Question

The perimeter of a rectangle is 16 inches and its area is 15 square inches. What are its dimensions?

Short answer

The dimensions of the rectangle are 5 inches and 3 inches.

Step-by-step solution

Understand the Problem

The perimeter of the rectangle is 16 inches, and its area is 15 square inches. Let the length be denoted by \( l \) and the width by \( w \). We need to find the values of \( l \) and \( w \).

Write Down the Formulas

The perimeter of a rectangle is given by 2 times the sum of its length and width:\[ P = 2(l + w) \]The area of a rectangle is given by the product of its length and width:\[ A = l \times w \]

Set Up the Equations

Using the given values, write down the equations:\[ 2(l + w) = 16 \]\[ l \times w = 15 \]

Solve the Perimeter Equation

Divide both sides of the perimeter equation by 2:\[ l + w = 8 \]Now solve for one of the variables, say \( w \):\[ w = 8 - l \]

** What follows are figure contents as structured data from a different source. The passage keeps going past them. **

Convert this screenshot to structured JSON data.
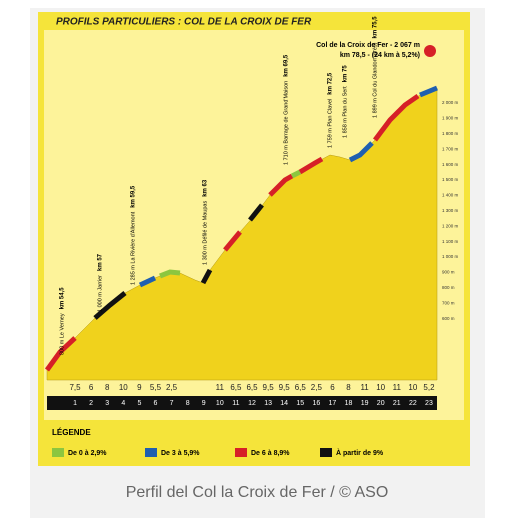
{
  "header": {
    "title": "PROFILS PARTICULIERS : COL DE LA CROIX DE FER"
  },
  "summit": {
    "name": "Col de la Croix de Fer - 2 067 m",
    "detail": "km 78,5 - (24 km à 5,2%)"
  },
  "places": [
    {
      "label": "800 m Le Verney",
      "km": "km 54,5"
    },
    {
      "label": "1 000 m Jarrier",
      "km": "km 57"
    },
    {
      "label": "1 285 m La Rivière d'Allemont",
      "km": "km 59,5"
    },
    {
      "label": "1 300 m Défilé de Maupas",
      "km": "km 63"
    },
    {
      "label": "1 710 m Barrage de Grand'Maison",
      "km": "km 69,5"
    },
    {
      "label": "1 759 m Plan Clavel",
      "km": "km 72,5"
    },
    {
      "label": "1 858 m Plan du Sert",
      "km": "km 75"
    },
    {
      "label": "1 899 m Col du Glandon (près)",
      "km": "km 75,5"
    }
  ],
  "altitudes": [
    "2 000 m",
    "1 900 m",
    "1 800 m",
    "1 700 m",
    "1 600 m",
    "1 500 m",
    "1 400 m",
    "1 300 m",
    "1 200 m",
    "1 100 m",
    "1 000 m",
    "900 m",
    "800 m",
    "700 m",
    "600 m"
  ],
  "gradients": [
    "7,5",
    "6",
    "8",
    "10",
    "9",
    "5,5",
    "2,5",
    null,
    null,
    "11",
    "6,5",
    "6,5",
    "9,5",
    "9,5",
    "6,5",
    "2,5",
    "6",
    "8",
    "11",
    "10",
    "11",
    "10",
    "5,2"
  ],
  "km": [
    "1",
    "2",
    "3",
    "4",
    "5",
    "6",
    "7",
    "8",
    "9",
    "10",
    "11",
    "12",
    "13",
    "14",
    "15",
    "16",
    "17",
    "18",
    "19",
    "20",
    "21",
    "22",
    "23"
  ],
  "legend": {
    "title": "LÉGENDE",
    "items": [
      "De 0 à 2,9%",
      "De 3 à 5,9%",
      "De 6 à 8,9%",
      "À partir de 9%"
    ]
  },
  "caption": "Perfil del Col la Croix de Fer / © ASO"
}
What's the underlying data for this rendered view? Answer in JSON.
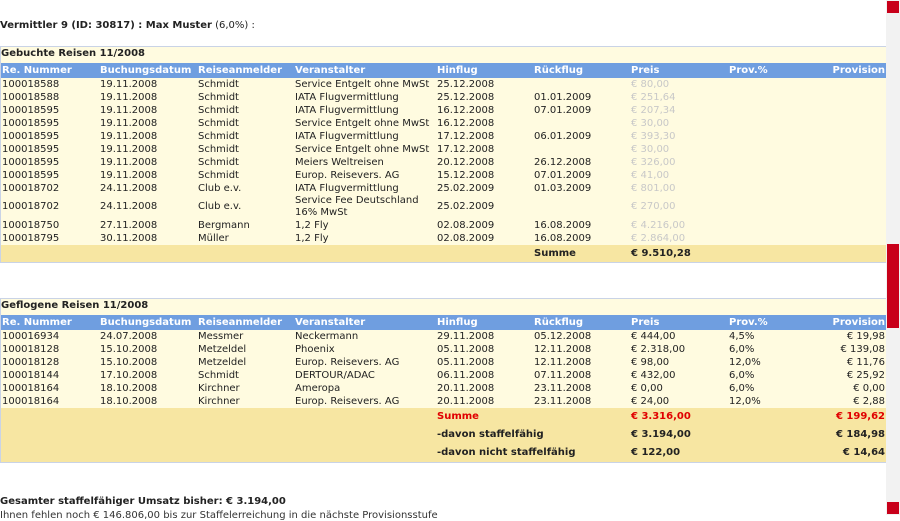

Substitute into the Area Equation

Substitute \( w = 8 - l \) into the area equation:\[ l(8 - l) = 15 \]Simplify and solve the quadratic equation:\[ l^2 - 8l + 15 = 0 \]

Solve the Quadratic Equation

Solve the quadratic equation using the quadratic formula \( l = \frac{-b \pm \sqrt{b^2 - 4ac}}{2a} \):\[ l = \frac{8 \pm \sqrt{64 - 60}}{2} = \frac{8 \pm 2}{2} \]\[ l = 5 \text{ or } l = 3 \]

Find the Width

Using the solutions for \( l \):If \( l = 5 \), then \( w = 8 - 5 = 3 \)If \( l = 3 \), then \( w = 8 - 3 = 5 \)Thus, the dimensions are either (5,3) or (3,5).

Verify the Solutions

Check the perimeter and area with both sets of solutions:For (5, 3):Perimeter: \( 2(5 + 3) = 16 \)Area: \( 5 \times 3 = 15 \)For (3, 5):Perimeter: \( 2(3 + 5) = 16 \)Area: \( 3 \times 5 = 15 \)Both sets of dimensions satisfy the given problem.

Key concepts

rectangle perimeter

Let's start by understanding the concept of a rectangle's perimeter. The perimeter is the total distance around the outside of the rectangle. It is calculated by adding together the lengths of all four sides. In a rectangle, opposite sides are of equal length. Therefore, the formula to find the perimeter is: \[ P = 2(l + w) \] Here, P is the perimeter, l is the length, and w is the width. If we know the perimeter and one dimension (either length or width), we can find the other dimension by rearranging this equation.

quadratic equation

Quadratic equations are a key part of solving rectangle problems. A quadratic equation is any equation that can be written in the form: \[ ax^2 + bx + c = 0 \] In our problem, we derived the quadratic equation: \[ l^2 - 8l + 15 = 0 \] To solve this, we used the quadratic formula: \[ x = \frac{-b \pm \sqrt{b^2 - 4ac}}{2a} \] Here, a, b, and c are coefficients from the quadratic equation. By substituting the values into this formula, we can find the solutions for l, which are the possible lengths of the rectangle.

area calculation

The area of a rectangle is the amount of space inside its boundary and is calculated by multiplying its length and width: \[ A = l \times w \] In our problem, we were given that the area is 15 square inches. By substituting this into the area formula, we could use algebra to find the dimensions of the rectangle once one variable was isolated from the perimeter equation.

algebraic substitution

Algebraic substitution is a method we used to solve the equations. After simplifying the perimeter equation to find an expression for w in terms of l: \[ w = 8 - l \] we substituted this into the area equation: \[ l(8 - l) = 15 \] This step transformed the original problem into a single variable quadratic equation, which we then solved using the quadratic formula. By substituting back, we found both the length and the width of the rectangle that satisfy both given conditions (perimeter and area).